I know what kind of person I want to be, and I think I'm doing alright in my efforts to become that person. In my head, there's this vast framework of stuff that I want to do that will help me get there, like living in Holden Village for a year, or doing Teach for America, or joining the Peace Corp. I'm afraid that doing all three of these things would be some excuse to stay out of the "real world". I mean, Holden would be a year, and TFA and the Peace Corp are both two year commitments. That's five years right there. I'd be 27 if I did that all rapid-fire right after graduation.
I worry about having a teaching license and doing TFA. It might be seen as a redundancy of experiences, and I'm already committed to going to the UCC Synod in Hawaii the summer that would be my TFA training period. Not that going to Hawaii is tragic.
I know I think about all this stuff too much, but I don't know how else to sort it out in my head. Is there such a thing as too many options?
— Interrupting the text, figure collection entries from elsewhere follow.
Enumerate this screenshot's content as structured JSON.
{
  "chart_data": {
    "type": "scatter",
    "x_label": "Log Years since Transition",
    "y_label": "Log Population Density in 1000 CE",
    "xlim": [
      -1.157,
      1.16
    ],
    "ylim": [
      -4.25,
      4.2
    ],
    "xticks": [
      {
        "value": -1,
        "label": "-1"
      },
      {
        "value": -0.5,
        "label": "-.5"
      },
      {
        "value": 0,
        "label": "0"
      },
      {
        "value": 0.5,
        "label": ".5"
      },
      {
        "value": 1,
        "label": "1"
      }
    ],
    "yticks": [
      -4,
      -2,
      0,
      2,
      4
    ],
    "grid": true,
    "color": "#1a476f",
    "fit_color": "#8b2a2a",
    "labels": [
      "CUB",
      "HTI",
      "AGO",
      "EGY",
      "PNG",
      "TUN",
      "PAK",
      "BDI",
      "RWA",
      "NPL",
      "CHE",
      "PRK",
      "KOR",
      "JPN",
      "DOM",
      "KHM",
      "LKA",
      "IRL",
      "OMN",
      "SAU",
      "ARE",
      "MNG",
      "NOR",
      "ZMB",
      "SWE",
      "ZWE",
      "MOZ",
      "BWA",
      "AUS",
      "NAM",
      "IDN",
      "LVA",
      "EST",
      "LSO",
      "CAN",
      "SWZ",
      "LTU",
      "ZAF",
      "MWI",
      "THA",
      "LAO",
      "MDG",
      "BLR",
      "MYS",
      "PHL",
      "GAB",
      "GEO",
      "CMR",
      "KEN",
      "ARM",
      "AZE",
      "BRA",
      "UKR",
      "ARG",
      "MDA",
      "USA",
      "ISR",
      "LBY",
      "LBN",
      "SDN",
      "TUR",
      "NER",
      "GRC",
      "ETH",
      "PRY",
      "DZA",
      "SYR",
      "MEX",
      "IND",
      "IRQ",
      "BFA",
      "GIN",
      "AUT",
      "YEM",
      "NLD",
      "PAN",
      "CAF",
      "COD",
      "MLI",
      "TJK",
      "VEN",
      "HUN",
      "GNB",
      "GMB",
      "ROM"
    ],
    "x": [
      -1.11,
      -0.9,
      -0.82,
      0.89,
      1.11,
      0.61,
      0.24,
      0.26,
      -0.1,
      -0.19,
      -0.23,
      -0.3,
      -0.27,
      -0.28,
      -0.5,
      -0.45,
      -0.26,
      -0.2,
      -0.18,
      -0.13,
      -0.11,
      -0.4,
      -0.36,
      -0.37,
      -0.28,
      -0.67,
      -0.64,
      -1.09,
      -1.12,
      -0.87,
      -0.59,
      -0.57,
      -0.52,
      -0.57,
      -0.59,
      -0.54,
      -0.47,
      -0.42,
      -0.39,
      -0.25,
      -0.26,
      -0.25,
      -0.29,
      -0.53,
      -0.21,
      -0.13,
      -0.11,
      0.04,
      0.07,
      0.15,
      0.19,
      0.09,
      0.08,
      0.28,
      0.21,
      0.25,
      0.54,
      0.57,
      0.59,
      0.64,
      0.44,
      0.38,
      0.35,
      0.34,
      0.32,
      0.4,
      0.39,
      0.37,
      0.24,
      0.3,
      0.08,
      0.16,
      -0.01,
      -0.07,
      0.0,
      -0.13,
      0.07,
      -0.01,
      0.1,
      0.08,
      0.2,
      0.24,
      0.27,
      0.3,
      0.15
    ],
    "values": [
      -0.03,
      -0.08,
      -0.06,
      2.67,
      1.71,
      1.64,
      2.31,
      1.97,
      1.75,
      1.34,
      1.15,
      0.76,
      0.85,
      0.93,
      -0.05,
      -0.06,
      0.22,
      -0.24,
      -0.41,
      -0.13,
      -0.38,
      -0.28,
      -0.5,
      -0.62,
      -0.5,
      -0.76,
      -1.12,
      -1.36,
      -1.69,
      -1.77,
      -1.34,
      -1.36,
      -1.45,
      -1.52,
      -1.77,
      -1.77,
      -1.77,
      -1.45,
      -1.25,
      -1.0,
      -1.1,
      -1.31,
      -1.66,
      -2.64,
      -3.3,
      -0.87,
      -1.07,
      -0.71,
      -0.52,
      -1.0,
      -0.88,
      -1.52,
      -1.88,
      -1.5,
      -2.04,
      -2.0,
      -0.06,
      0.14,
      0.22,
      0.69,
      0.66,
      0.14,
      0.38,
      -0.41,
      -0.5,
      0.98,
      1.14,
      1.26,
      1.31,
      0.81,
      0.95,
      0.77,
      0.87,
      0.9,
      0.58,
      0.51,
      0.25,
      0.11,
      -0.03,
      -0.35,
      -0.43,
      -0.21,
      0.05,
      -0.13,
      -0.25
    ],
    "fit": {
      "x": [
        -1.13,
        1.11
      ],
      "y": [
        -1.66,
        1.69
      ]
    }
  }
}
Right now, I think what I want to do after I graduate (three years form now, mind you) is work and live in Holden Village, perhaps my favorite place on earth, for a year while I apply to the Peace Corp. That would give me twelve months to clear my mind outside of a school. The Corp has many opportunities for English teachers, and if my Spanish gets good enough it would be useful in the Corp and at Holden.
But what about Morgan? Sometimes I feel like our current long-distanceness is divine practice dictated from above, preparing us for an even longer separation. The Peace Corp has a program for spouses; that would be amazing, but I know not to think that far ahead in any but the most vague of terms.
I have plenty of time to figure all of this out, but maybe I just need to let it be.